Sludge Removal or De-Sludging
This is the process of removing sludge from treatment systems or tanks and can be carried out manually or automatically. All sludge's removed from tanks or systems should be transported with care and in accordance with current legislation.

 

Smells
see Odours.

 

Submersible Pumps
These are usually electrically driven centrifugal pumps, housed in a water proof casing, which can be submerged in a liquid and pump the liquid through a pumping main.

 

Surface Water
This is rain water which falls on Roof's, Drives, Roads, Car Parks which should be discharged into a surface water sewerage system. It should not be discharged into a foul sewerage system, (although in many urban areas it is already connected to the foul system) and should be discharged into nearby watercourses, streams, rivers, lakes or to sea.

 

Supernatant Liquor
The liquor in a settlement tank, lying between the deposited solids and any floating scum.

 

Suspended Solids (SS )
Solids in suspension in sewage liquors as measured by filtration through a filter paper followed by washing and drying at 105 deg. C.

 

Tertiary Treatment
See also
Effluent Polishing.- There are many differing types of tertiary treatment of effluents, the most common being, Grass Plots, Reed Beds, Upward flow Clarifier. Rapid Gravity Sand Filter, Microstrainer, Sand Filter, Drum Filter, Lagoons, Nitrifying Filter.

 

Top Water Level ( TWL )
The maximum water level in a settlement tank, an aeration tank or a sludge storage tank.

 

Toxicity
This usually refers to the toxic element of waterborne wastes, and the toxic elements may comprise of metals, pesticides, or other chemicals which cause pollution of streams, watercourses, rivers, beach's, or ground water.

 

Turbidity
See Suspended Solids.

 

Valve
There are many types of valves that are used to control sewerage or effluent systems.

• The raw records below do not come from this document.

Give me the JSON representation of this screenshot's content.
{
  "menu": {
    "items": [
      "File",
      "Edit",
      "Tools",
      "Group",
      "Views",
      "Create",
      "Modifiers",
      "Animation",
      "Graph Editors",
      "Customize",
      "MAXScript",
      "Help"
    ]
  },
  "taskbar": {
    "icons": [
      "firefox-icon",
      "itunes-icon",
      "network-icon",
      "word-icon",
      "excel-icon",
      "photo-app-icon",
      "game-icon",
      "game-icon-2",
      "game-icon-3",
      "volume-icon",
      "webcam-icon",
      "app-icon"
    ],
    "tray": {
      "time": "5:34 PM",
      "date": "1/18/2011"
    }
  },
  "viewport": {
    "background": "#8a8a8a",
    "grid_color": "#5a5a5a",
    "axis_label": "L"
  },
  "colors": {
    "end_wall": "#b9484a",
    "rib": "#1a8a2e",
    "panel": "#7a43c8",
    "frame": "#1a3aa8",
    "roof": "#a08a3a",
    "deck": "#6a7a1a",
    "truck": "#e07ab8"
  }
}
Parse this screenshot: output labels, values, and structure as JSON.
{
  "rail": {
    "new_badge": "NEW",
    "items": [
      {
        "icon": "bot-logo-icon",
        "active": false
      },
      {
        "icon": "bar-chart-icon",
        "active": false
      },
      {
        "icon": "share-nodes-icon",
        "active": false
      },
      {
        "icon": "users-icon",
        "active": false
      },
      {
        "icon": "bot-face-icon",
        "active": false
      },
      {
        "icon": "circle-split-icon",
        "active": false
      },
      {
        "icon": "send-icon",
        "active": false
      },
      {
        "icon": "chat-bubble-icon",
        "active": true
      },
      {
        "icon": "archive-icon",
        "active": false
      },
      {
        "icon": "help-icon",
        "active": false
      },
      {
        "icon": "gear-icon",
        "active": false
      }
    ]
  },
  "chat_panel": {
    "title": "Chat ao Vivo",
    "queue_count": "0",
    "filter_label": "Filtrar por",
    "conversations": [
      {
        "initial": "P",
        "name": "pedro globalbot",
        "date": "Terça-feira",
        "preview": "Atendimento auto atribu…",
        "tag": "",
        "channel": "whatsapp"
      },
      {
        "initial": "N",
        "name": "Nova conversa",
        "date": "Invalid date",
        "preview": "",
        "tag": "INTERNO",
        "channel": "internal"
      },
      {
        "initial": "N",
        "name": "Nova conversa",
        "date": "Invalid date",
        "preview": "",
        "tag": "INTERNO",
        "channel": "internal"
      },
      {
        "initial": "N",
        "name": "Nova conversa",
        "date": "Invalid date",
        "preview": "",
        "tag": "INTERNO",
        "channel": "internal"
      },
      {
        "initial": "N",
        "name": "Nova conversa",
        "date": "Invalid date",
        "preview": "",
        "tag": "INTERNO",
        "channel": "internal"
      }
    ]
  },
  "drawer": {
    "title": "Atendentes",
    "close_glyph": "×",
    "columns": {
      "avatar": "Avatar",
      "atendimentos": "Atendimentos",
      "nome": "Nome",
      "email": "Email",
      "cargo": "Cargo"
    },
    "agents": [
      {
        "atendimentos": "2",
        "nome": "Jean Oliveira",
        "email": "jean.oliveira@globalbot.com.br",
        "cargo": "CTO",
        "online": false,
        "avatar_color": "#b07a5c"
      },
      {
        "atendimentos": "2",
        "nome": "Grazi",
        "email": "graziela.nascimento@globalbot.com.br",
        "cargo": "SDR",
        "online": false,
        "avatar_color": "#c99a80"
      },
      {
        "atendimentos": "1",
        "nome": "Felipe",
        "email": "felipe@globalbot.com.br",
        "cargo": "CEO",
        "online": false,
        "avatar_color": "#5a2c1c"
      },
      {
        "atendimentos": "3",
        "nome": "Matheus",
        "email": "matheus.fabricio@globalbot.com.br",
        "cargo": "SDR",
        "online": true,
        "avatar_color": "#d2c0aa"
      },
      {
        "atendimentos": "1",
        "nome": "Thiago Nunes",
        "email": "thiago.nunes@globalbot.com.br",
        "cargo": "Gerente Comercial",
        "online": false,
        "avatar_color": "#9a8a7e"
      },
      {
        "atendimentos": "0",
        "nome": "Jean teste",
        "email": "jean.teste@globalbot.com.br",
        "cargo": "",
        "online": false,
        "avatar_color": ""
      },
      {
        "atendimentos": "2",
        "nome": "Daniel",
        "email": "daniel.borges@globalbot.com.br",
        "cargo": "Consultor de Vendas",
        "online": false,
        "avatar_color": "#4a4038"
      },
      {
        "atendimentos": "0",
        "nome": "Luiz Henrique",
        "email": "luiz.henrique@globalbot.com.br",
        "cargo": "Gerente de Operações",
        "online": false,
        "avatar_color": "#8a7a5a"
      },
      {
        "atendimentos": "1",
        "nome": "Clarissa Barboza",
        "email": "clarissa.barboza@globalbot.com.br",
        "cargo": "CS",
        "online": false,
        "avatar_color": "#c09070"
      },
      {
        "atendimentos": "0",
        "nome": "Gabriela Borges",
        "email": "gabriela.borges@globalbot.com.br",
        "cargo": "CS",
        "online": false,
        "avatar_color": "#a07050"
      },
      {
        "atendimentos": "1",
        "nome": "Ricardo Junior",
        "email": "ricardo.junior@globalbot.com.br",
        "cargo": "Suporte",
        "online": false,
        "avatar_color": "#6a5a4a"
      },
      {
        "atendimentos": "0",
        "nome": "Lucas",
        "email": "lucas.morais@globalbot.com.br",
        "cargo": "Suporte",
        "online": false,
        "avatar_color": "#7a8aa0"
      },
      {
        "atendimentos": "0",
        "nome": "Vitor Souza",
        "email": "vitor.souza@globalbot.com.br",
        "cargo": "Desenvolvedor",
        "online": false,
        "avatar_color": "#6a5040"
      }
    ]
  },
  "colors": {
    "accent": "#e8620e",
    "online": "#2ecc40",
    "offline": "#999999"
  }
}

These can vary from - Non Return Valves, Gate Valves, Sluice Valves, Penstock Valves, each of which has a specific purpose.

 

Water Quality
This term is used to describe the quality of water in rivers, lakes, streams or watercourses, as well as the quality of Potable or Drinking Water

 

Water Table
The level below which the ground is saturated with water.

 

Wetlands
Many natural wetland areas exist throughout the world and these are frequently found where this is some form of pollution that they use as a nutrient feed. In some areas these natural wetlands have been constructed by man to treat sewage or other forms of effluent pollution.